Once he has properly raised his defence of alibi, the onus is on the prosecution to investigate and disprove the alibi by evidence. Until the defence of alibi is properly raised with all the necessary particulars to enable the prosecution investigate it and rebut it, if they can; there is nothing for the prosecution to disprove.” In Ikemson & Ors. v. State. (1989) 2 NSCC 471 at 486; (1989) 3 NWLR (Pt. I 10) 455. Oputa J.S.C. stated as follows:

The prosecution has a duty to investigate an accused person’s alibi, but only when such alibi, is set up at the earliest opportunity during the investigation stage preferably in the accused person’s statement to the Police. An alibi raised for the first time from the witness box cannot be considered as a serious defence. At the least it is after thought.”

In Salami v. State (1988) 3 NWLR (Pt. 85) 670, Belgore, J.S.C. stated that the alibi must be unequivocal and must be given during the investigation and not during the hearing of evidence. The mere allegation that he was not at the scene is not enough. The accused person must give some explanation of where he was and who could know of his presence at that other place at the material time of the commission of the offence in question. See also Yanor v. The State (1965) 1 All NLR 193.

In the present case, in their statements to the Police Exhibits A & B, the first and second appellants respectively did not raise the issue of alibi. In fact the defence was not raised by the appellants in their evidence in chief. It was under cross-examination that the first appellant testified that “on 8/1/83 I helped one Alhaji to carry load to Lagos and I got home by 6.45p.m.”  The offence was committed at about 8.30 p.m. to 9.00 p.m. on the day in question.

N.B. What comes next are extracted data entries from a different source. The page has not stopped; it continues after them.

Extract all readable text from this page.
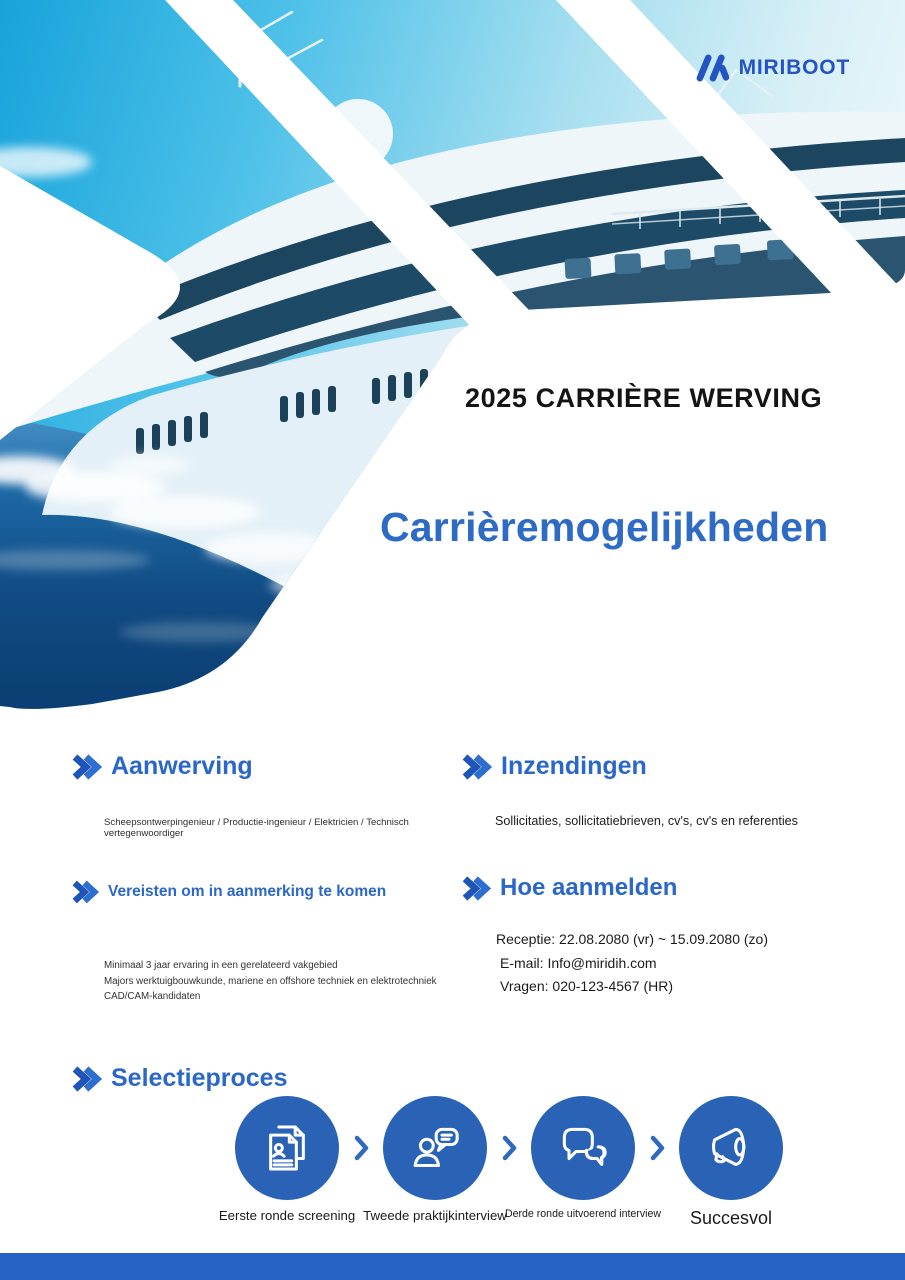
MIRIBOOT
2025 CARRIÈRE WERVING
Carrièremogelijkheden
Aanwerving
Scheepsontwerpingenieur / Productie-ingenieur / Elektricien / Technisch vertegenwoordiger
Vereisten om in aanmerking te komen
Minimaal 3 jaar ervaring in een gerelateerd vakgebied
Majors werktuigbouwkunde, mariene en offshore techniek en elektrotechniek
CAD/CAM-kandidaten
Inzendingen
Sollicitaties, sollicitatiebrieven, cv's, cv's en referenties
Hoe aanmelden
Receptie: 22.08.2080 (vr) ~ 15.09.2080 (zo)
E-mail: Info@miridih.com
Vragen: 020-123-4567 (HR)
Selectieproces
Eerste ronde screening Tweede praktijkinterview
Derde ronde uitvoerend interview	Succesvol
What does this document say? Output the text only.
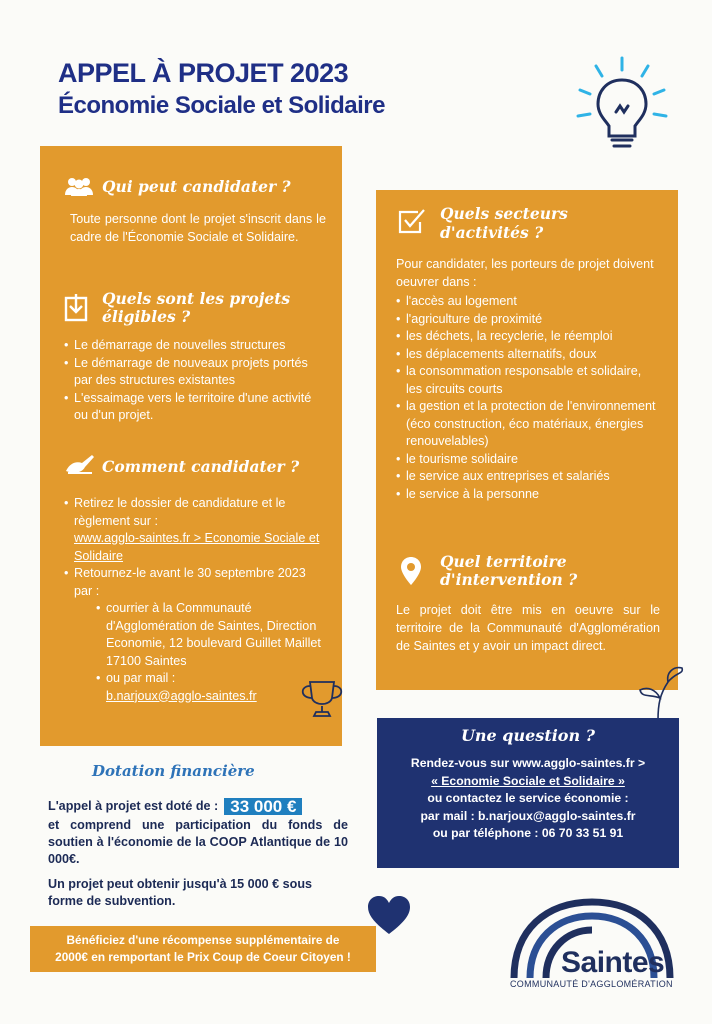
APPEL À PROJET 2023
Économie Sociale et Solidaire
Qui peut candidater ?
Toute personne dont le projet s'inscrit dans le cadre de l'Économie Sociale et Solidaire.
Quels sont les projets
éligibles ?
• Le démarrage de nouvelles structures
• Le démarrage de nouveaux projets portés par des structures existantes
• L'essaimage vers le territoire d'une activité ou d'un projet.
Comment candidater ?
• Retirez le dossier de candidature et le règlement sur :
www.agglo-saintes.fr > Economie Sociale et Solidaire
• Retournez-le avant le 30 septembre 2023 par :
• courrier à la Communauté d'Agglomération de Saintes, Direction Economie, 12 boulevard Guillet Maillet 17100 Saintes
• ou par mail :
b.narjoux@agglo-saintes.fr
Quels secteurs
d'activités ?
Pour candidater, les porteurs de projet doivent oeuvrer dans :
• l'accès au logement
• l'agriculture de proximité
• les déchets, la recyclerie, le réemploi
• les déplacements alternatifs, doux
• la consommation responsable et solidaire, les circuits courts
• la gestion et la protection de l'environnement (éco construction, éco matériaux, énergies renouvelables)
• le tourisme solidaire
• le service aux entreprises et salariés
• le service à la personne
Quel territoire
d'intervention ?
Le projet doit être mis en oeuvre sur le territoire de la Communauté d'Agglomération de Saintes et y avoir un impact direct.
Dotation financière
L'appel à projet est doté de : 33 000 €
et comprend une participation du fonds de soutien à l'économie de la COOP Atlantique de 10 000€.
Un projet peut obtenir jusqu'à 15 000 € sous forme de subvention.
Bénéficiez d'une récompense supplémentaire de
2000€ en remportant le Prix Coup de Coeur Citoyen !
Une question ?
Rendez-vous sur www.agglo-saintes.fr >
« Economie Sociale et Solidaire »
ou contactez le service économie :
par mail : b.narjoux@agglo-saintes.fr
ou par téléphone : 06 70 33 51 91
Saintes
COMMUNAUTÉ D'AGGLOMÉRATION
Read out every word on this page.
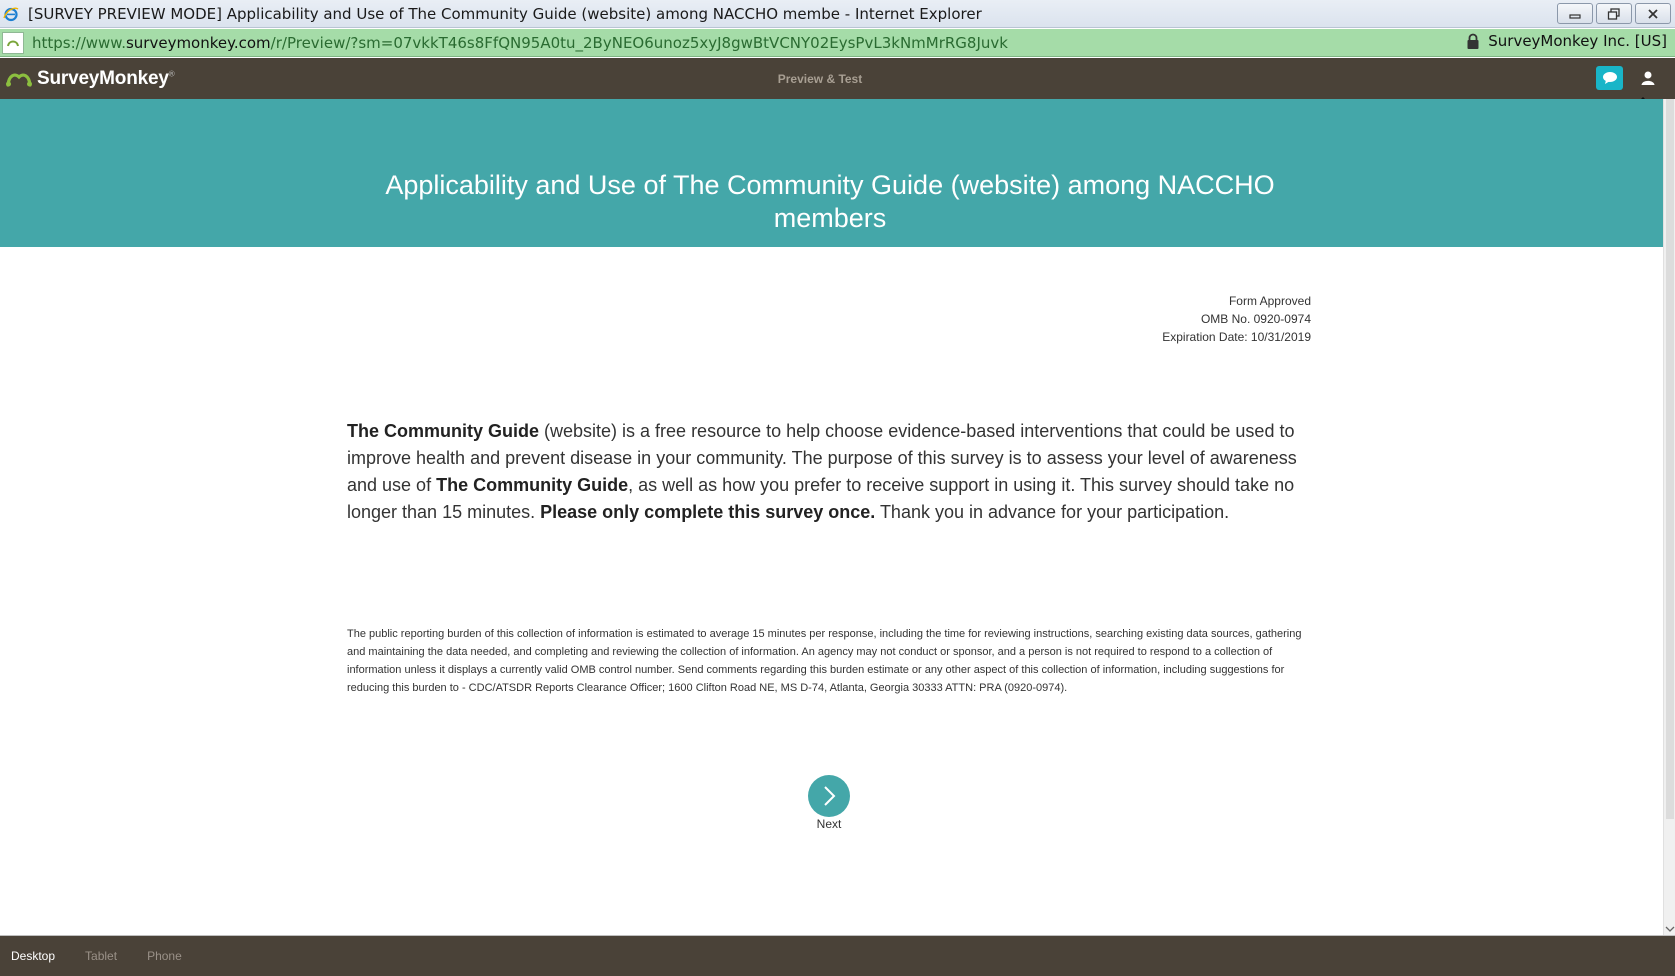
[SURVEY PREVIEW MODE] Applicability and Use of The Community Guide (website) among NACCHO membe - Internet Explorer
https://www.surveymonkey.com/r/Preview/?sm=07vkkT46s8FfQN95A0tu_2ByNEO6unoz5xyJ8gwBtVCNY02EysPvL3kNmMrRG8Juvk	SurveyMonkey Inc. [US]
SurveyMonkey®	Preview & Test
Applicability and Use of The Community Guide (website) among NACCHO members
Form Approved
OMB No. 0920-0974
Expiration Date: 10/31/2019

The Community Guide (website) is a free resource to help choose evidence-based interventions that could be used to improve health and prevent disease in your community. The purpose of this survey is to assess your level of awareness and use of The Community Guide, as well as how you prefer to receive support in using it. This survey should take no longer than 15 minutes. Please only complete this survey once. Thank you in advance for your participation.

The public reporting burden of this collection of information is estimated to average 15 minutes per response, including the time for reviewing instructions, searching existing data sources, gathering and maintaining the data needed, and completing and reviewing the collection of information. An agency may not conduct or sponsor, and a person is not required to respond to a collection of information unless it displays a currently valid OMB control number. Send comments regarding this burden estimate or any other aspect of this collection of information, including suggestions for reducing this burden to - CDC/ATSDR Reports Clearance Officer; 1600 Clifton Road NE, MS D-74, Atlanta, Georgia 30333 ATTN: PRA (0920-0974).

Next
Desktop	Tablet	Phone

The alibi did not cover the material time. Where was the first appellant between 6.45 p.m. and 8.30 p.m. of 8/1/83? He did not give names of those who were with him between 8.30p.m. and 9.00 p.m. on 8/1/83. The second appellant testified also in cross-examination that he “went to work on 8/1/83 to paint a shop at Ketu and I came home immediately I finished the work.”

When did he return from work? Who were with him when he returned from work up to the time of the robbery? These particulars, were not supplied. How then could the investigation have been conducted even if the allegations above were made timeously? It is obvious from the records that the plea of alibi not being properly set up did not avail the appellants. The complaint before this Court is that the learned trial Court did not consider at all, the alleged defence of alibi. Except to state that the defence was not properly put before him, or that it was an after thought, there was nothing else for the Court to say. In the present case, the trial Court ignored same.

The Court of Appeal correctly held that it was an error that did not occasion any miscarriage of Justice. This Court has very often expressed that not every error or mistake on the part of the Court of trial will vitiate a Judgment. It is only where such error or mistake is so fundamental as to occasion a miscarriage of Justice. See Yaro v. State (1972) NSCC  160 at 165.

From the totality of evidence before the trial Court, this lapse did not occasion a miscarriage of Justice. It is my view that this appeal lacks merits. It is hereby dismissed. The Judgment of the Court of Appeal is hereby confirmed. The conviction and sentence of the trial Court are hereby confirmed.